Data: 2000-12-05 11:22:25
Temat: Re: Torebkowe dania
Od: fghfgh <a...@p...onet.pl>
Pokaż wszystkie nagłówki
> > Jesli musze robic cokolwiek z torebki, to jest to na ogol "Zurek", do
> > ktorego zawsze wtedy dodaje cala cebule przekrojona na pol, oraz "dupke" z
> > razowego chleba. Z tymi dodatkami porzadnie zagotowywuje.
zurek tak samo+ kiełbaska + ziemniaczki.
Oprócz tego przyznam sie do przewinienia straszliwego-zupki chinskie przerabiam
na szybka pomidorówke.

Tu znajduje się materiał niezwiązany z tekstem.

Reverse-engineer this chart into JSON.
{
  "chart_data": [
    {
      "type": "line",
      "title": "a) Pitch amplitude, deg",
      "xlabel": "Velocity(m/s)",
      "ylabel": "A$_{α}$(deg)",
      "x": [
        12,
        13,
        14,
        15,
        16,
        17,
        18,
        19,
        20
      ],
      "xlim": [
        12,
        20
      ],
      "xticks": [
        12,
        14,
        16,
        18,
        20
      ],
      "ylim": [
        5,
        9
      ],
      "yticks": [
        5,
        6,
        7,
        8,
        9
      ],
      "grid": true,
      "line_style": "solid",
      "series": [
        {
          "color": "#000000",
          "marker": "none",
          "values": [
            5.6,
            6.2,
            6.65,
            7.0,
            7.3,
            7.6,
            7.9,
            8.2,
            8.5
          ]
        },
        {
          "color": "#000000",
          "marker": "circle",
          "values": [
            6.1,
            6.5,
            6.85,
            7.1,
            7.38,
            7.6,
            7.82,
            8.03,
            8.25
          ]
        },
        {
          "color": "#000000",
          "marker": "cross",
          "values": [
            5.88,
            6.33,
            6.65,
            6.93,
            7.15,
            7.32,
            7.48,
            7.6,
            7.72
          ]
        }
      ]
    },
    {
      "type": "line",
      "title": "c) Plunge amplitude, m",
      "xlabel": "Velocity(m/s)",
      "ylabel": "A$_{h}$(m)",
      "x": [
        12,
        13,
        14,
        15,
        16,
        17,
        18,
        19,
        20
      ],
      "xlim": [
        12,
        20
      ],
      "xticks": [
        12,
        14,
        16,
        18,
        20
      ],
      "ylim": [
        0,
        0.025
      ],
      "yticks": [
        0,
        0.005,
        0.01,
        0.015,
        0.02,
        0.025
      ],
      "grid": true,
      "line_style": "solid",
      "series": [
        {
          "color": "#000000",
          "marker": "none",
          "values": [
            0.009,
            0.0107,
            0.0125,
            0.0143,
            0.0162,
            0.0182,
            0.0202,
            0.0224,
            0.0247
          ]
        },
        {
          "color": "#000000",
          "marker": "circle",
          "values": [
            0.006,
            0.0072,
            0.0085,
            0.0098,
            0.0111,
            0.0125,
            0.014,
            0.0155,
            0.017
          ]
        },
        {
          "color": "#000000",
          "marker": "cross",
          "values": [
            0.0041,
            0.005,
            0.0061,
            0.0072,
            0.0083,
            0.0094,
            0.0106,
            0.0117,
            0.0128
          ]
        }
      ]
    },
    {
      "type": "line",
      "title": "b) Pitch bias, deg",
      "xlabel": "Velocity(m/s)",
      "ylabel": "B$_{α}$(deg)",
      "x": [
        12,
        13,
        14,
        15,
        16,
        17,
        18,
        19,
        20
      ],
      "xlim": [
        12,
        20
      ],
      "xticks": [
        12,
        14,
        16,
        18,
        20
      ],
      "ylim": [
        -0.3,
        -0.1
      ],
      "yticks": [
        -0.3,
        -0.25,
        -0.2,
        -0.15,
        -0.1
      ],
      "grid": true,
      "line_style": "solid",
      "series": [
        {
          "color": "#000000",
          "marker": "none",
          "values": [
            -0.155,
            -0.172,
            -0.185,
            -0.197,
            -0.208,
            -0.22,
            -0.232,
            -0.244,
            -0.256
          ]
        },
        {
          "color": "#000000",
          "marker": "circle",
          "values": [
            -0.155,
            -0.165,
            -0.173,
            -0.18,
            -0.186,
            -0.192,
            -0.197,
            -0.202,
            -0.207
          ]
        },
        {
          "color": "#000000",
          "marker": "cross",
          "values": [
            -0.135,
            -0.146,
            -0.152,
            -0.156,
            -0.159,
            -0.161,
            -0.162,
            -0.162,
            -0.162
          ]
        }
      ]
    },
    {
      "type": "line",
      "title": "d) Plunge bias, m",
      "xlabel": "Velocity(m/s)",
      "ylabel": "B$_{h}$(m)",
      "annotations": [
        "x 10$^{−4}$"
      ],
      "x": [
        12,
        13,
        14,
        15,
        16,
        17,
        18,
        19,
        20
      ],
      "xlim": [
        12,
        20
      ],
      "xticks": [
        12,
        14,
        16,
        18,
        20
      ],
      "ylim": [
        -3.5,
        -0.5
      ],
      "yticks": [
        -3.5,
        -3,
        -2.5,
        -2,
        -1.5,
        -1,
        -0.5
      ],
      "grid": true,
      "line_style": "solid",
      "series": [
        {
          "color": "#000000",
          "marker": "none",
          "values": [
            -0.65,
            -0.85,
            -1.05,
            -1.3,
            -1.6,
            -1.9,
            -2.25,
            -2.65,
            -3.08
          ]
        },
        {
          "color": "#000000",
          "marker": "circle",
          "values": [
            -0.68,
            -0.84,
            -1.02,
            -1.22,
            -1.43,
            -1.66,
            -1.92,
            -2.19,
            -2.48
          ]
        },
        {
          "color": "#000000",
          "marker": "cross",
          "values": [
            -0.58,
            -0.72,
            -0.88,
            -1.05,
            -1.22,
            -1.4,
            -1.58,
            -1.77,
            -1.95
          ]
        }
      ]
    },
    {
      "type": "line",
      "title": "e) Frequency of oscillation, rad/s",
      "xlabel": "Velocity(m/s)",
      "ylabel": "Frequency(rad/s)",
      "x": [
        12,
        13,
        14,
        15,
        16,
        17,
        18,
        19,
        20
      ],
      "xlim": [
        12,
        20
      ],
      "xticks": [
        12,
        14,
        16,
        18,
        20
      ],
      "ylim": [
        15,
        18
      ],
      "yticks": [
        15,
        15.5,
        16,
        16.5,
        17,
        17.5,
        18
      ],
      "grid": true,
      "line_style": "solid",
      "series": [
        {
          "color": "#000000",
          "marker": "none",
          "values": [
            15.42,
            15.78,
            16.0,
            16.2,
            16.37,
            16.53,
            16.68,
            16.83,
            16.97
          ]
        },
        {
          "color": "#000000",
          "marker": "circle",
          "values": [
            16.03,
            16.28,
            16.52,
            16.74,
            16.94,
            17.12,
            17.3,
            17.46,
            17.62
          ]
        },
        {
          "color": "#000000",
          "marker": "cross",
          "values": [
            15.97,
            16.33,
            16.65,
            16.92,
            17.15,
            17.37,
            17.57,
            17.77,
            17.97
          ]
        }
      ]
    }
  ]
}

Dodaje tylko przecieru, smietany, troche soli, czasem
suszonej wloszczyzny i jest zjadliwe...jako zapychacz sprawdza sie niezle choc
smakowo to nigdy nie bedzie to.
W dodatku tak samo jak z fastfoodem-po jednym razie na czas dluzszy masz dosyc
...i za jakis czas znowu robisz znowu -bo szybko a zoladek "krzyczy" z glodu.
Po kilku dniach zupek minutek Knorra i kuskusu z sosami z torebek ( nie ma to
jak wakacje bez pieniedzy, kuchni i sklepu ) znienawidzilam je na nastepny rok.